Three, deploy corporate social responsibility (CSR) funds for the education and skilling of women and girls at the bottom of the pyramid. CSR allocations to toilet building, the PM-Cares fund and firms’ own trusts could be re-channelled for this.
Four, get more women into research and development (R&D) roles. A study of over 4,000 companies found that more women in R&D jobs resulted in radical innovation. It appears women score far higher than men in championing change. If you seek growth from affordable products and services for low-income groups, women often have the best ideas.
Five, break barriers to allow progress. Cultural and structural issues must be fixed. Unconscious biases and discrimination are rampant even in highly-esteemed organizations. Establish fair and transparent human resource policies.

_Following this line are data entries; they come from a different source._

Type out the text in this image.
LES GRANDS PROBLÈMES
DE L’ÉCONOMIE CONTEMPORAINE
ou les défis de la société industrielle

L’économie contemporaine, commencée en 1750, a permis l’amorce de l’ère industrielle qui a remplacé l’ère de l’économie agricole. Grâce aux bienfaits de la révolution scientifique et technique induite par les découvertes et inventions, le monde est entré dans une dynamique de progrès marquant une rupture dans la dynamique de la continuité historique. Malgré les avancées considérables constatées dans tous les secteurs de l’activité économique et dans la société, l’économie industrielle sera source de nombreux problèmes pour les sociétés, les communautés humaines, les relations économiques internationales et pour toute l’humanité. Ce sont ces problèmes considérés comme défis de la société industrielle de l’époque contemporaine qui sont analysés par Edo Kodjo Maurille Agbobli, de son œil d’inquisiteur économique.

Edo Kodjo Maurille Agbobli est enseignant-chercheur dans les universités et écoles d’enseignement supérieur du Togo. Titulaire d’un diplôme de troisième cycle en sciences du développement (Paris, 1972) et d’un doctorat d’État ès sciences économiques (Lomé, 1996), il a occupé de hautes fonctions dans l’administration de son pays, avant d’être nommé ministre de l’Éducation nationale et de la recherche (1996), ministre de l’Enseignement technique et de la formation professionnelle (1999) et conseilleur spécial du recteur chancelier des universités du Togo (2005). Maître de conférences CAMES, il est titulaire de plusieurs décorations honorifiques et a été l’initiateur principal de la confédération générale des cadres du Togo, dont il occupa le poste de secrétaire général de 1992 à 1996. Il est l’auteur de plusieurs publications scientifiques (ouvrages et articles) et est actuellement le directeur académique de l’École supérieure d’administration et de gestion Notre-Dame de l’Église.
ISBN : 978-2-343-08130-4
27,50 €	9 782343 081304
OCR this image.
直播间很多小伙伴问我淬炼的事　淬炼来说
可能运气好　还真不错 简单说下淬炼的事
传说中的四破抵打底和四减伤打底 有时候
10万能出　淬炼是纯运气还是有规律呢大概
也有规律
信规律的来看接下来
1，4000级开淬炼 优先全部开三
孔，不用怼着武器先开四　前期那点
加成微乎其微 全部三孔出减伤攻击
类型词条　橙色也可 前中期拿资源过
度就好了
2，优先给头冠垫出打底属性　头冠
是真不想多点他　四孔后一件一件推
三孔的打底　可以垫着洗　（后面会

Six, get involved in local communities to engage them. As Michael Porter said, it is not possible for businesses to sustain long-term shareholder value without ensuring the welfare of the communities they exist in. It is in the best interest of enterprises to engage with local communities to understand and work towards lowering cultural and other barriers in society. It will also help connect with potential customers, employees and special interest groups driving the gender-equity agenda and achieve better diversity.